KEY TAKEAWAYS
- The study aimed to assess health and economic outcomes for the treatment of intermediate/poor-risk pts with mRCC.
- The key determinants of the study were OS, PFS, and QALYs.
- The study favors nivo+ ipi + cabo as a first-line for mRCC, potentially saving up to 45%.
Immuno-oncology (IO) and VEGF-targeted tyrosine kinase inhibitor (TKI) combinations have transformed the treatment of patients (pts) with metastatic renal cell carcinoma (mRCC). However, evidence on the most cost-effective sequencing of these systemic therapies is lacking.
Hedyeh Ebrahimi and the team aimed to assess health and economic outcomes for the treatment of pts with RCC sequences in intermediate/poor risk (US payer perspective).
Researchers developed a model using a continuous time microsimulation framework to assess treatment outcomes for newly diagnosed intermediate/poor-risk pts with RCC. The nivolumab (nivo)+ipilimumab (ipi) , nivo+cabo, pembrolizumab (pembro) + lenvatinib, and pembro + axitinib were employed as the first-line options, while cabo and everolimus + lenvatinib were the second-line options.
Overall survival (OS) and progression-free survival (PFS) data were obtained from registrational RCTs for each therapy. The cost covered drug acquisition, administration, monitoring, adverse event management, disease control, and end-of-life care. First-line IO and TKI therapies were limited to a maximum 2-year duration.
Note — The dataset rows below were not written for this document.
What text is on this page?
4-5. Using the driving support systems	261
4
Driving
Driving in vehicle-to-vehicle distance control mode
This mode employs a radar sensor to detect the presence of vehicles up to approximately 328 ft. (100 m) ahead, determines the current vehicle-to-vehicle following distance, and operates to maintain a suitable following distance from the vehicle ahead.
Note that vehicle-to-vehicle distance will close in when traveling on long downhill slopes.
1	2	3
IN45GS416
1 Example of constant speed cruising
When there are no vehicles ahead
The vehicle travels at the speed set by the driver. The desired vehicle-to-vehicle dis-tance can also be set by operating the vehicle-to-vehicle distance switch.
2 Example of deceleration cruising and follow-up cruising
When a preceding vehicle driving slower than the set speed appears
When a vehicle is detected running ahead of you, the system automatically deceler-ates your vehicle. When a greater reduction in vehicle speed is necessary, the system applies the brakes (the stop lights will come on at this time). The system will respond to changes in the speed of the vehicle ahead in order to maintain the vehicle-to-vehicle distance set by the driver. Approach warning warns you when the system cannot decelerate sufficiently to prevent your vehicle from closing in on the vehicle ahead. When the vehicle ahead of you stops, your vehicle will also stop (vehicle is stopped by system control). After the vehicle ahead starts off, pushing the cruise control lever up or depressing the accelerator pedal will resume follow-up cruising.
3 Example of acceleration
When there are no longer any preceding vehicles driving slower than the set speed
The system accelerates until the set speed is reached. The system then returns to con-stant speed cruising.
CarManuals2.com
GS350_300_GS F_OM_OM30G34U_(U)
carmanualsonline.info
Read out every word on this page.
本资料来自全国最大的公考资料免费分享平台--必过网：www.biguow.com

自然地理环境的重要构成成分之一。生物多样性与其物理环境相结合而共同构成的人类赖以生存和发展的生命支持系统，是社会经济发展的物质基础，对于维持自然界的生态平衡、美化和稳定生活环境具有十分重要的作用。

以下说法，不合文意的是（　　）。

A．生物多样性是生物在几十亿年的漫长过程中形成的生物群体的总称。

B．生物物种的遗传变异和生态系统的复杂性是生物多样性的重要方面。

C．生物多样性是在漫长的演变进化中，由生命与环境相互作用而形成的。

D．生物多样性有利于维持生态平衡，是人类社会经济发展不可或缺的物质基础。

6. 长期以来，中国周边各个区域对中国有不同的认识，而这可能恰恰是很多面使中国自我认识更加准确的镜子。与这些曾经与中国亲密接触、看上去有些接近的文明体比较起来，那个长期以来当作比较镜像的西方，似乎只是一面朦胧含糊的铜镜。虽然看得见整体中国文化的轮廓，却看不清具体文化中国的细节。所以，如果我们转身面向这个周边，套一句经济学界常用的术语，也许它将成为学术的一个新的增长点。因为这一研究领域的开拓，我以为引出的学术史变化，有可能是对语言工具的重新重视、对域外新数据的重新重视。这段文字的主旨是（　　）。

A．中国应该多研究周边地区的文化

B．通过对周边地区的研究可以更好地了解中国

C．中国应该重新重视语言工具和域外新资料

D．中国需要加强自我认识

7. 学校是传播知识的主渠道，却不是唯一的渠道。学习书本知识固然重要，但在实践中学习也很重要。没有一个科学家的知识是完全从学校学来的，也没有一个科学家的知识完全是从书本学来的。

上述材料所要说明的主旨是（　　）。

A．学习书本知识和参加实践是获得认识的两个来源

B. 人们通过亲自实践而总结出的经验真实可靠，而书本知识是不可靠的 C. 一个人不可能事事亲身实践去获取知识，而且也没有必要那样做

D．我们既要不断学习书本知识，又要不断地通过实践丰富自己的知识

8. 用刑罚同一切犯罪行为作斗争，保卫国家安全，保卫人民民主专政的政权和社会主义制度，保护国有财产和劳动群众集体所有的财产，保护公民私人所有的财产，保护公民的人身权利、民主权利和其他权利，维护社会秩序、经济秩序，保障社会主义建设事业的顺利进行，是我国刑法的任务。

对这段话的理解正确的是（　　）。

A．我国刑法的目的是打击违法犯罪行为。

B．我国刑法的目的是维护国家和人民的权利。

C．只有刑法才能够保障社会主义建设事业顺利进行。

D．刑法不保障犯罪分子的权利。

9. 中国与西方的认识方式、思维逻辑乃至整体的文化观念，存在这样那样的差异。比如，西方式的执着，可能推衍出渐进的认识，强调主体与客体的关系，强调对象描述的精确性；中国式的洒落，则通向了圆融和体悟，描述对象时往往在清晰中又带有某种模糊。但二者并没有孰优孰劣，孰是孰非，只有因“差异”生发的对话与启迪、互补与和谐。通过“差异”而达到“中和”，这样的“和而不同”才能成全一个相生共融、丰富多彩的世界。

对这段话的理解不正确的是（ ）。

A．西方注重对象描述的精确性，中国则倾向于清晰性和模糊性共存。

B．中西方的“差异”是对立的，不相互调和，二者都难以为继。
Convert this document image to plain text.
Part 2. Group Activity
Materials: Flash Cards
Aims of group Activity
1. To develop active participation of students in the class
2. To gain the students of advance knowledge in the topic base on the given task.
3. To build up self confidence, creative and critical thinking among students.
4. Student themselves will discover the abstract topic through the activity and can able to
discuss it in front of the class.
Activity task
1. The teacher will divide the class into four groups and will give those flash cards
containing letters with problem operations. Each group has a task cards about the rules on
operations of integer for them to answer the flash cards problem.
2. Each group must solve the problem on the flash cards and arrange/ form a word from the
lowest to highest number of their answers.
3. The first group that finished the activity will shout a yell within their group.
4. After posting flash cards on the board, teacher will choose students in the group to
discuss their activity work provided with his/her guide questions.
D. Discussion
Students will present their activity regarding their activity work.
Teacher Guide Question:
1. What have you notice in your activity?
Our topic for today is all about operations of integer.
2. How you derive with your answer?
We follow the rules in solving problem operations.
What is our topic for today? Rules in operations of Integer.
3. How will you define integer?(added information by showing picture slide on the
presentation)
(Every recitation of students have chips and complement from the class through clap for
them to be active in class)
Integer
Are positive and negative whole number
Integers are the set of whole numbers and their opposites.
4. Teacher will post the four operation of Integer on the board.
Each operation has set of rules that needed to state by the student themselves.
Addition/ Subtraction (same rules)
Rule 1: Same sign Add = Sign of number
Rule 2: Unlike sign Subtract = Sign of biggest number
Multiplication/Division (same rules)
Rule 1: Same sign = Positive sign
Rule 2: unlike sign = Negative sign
Quality-adjusted life-years (QALYs) were calculated by multiplying disease phase durations with utility values derived from CheckMate 214 (NCT02231749) trial data using US tariffs. The analysis ran 1000 simulations for cohorts of 100 pts over a 20-year period. The costs and the health outcomes were discounted at a 3% rate per anum.
Average per-patient QALYs were estimated for each treatment sequence: cabo (3.59) after nivo + ipi , lenvatinib + everolimus (3.26) after nivo + ipi, cabo (3.14) after pembro + axitinib, lenvatinib+everolimus (2.97) after pembro + axitinib, cabo (3.51) after pembro + lenvatinib, and lenvatinib + everolimus (2.99) after nivo + cabo.
Average per-patient costs were estimated for each treatment sequence: nivo + ipi followed by cabo ($468,856), nivo + ipi followed by lenvatinib + everolimus ($491,259), pembro + axitinib followed by cabo ($675,714), pembro+axitinib followed by lenvatinib + everolimus ($700,411), pembro + lenvatinib followed by cabo ($837,888), nivo+cabo followed by lenvatinib+everolimus ($873,377). First-line drug acquisition costs represented the predominant cost component across all treatment sequences.
The study concluded that on the basis of the developed model, first-line nivo+ipi followed by cabo emerged as the dominant treatment strategy for intermediate/ poor-risk pts with mRCC in the US, which offered an estimation of saving the cost of up to 45% vs. IO+TKI options. Further research is warranted to elucidate whether these cost savings translate to the real-world setting.
The funding information was not provided for this study.
Source: https://kcrs.kidneycan.org/wp-content/uploads/2024/06/KCRS24-Abstract-Book-6.27.24.pdf
Clinical trial identifier is not applicable for this study.
Ebrahimi H, Berardi A, Smare C, et al. (2024). “Cost-effectiveness of treatment sequences with front-line nivolumab+ipilimumab therapy vs immuno-oncology+tyrosine kinase inhibitor therapies in intermediate/ poor-risk metastatic renal cell carcinoma.” Presented at KCRS 2024 (Abstract 37).